“As
Daniel Bell argued in The Cultural Contradictions of
Capitalism, European intellectuals and artists began in the late
nineteenth century to reject the traditional values of the bourgeois ethic,
which they found stifling. They became hostile to commerce and business, and
their animus was reflected in high culture, especially literature, throughout
the first half of the twentieth century. With the cultural revolution of the
1960s, those ideas found their way into the mainstream, where it became
fashionable for a new generation of movie executives and other purveyors of pop
culture to explore more transgressive themes, including those that questioned
the institutions that employed us and furnished us with life’s essentials. The
rise of post-modernism, with its ‘creed of pastiche and parody, of the idea
that anything goes, of the enthronement of popular and low culture,’ further
entrenched an ethos that widely derides big business today. The average
American, from a young age and into adulthood, can’t escape being battered by
messages that reflect a deep hostility to the traditional strive-and-thrive
American culture that big businesses, especially, represent.”
It has been
my thought for some time that the nation’s true troubles began in the late 19th
century with massive numbers of immigrants. Especially troublesome were the European radicals who passed through Ellis Island in New York City. Today, those who
believe the accuracy of television would also believe all ancestors came into
the United States by way of New York City.
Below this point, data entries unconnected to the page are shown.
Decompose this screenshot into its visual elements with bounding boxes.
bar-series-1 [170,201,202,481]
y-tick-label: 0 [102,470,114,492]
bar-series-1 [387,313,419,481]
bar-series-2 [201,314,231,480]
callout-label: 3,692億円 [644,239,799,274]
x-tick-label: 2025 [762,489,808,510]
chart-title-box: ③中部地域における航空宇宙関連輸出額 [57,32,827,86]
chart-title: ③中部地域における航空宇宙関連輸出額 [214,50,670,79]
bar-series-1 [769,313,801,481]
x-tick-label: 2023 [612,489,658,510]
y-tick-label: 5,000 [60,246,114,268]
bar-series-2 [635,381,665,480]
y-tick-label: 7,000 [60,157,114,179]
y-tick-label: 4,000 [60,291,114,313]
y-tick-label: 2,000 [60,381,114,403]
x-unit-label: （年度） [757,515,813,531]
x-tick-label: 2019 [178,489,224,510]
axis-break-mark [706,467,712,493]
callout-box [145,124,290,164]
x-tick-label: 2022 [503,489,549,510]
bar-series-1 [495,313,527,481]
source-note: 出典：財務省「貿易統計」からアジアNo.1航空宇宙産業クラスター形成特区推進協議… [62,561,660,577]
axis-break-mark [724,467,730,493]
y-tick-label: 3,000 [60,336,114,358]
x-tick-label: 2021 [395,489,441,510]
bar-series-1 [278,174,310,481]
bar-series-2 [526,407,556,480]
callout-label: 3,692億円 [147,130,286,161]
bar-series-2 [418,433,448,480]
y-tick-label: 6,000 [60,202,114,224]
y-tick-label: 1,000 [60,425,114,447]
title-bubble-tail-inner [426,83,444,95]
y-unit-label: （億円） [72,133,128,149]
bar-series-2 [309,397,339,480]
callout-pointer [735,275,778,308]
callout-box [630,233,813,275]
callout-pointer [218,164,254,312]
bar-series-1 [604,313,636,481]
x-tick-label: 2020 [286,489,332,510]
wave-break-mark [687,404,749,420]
They do not know of the earlier
numbers who arrived in Baltimore, Savannah and New Orleans. Do they believe
immigrants on the West Coast also arrived first in New York City and hitched rides
west?
The New York
entries later achieved influence through writing, publishing, entertainment and
politics. In those fields, the relative newcomers were able to push aside
traditional American values and American’s themselves, deciding for the rest of
us, “Our way is the way America must be.”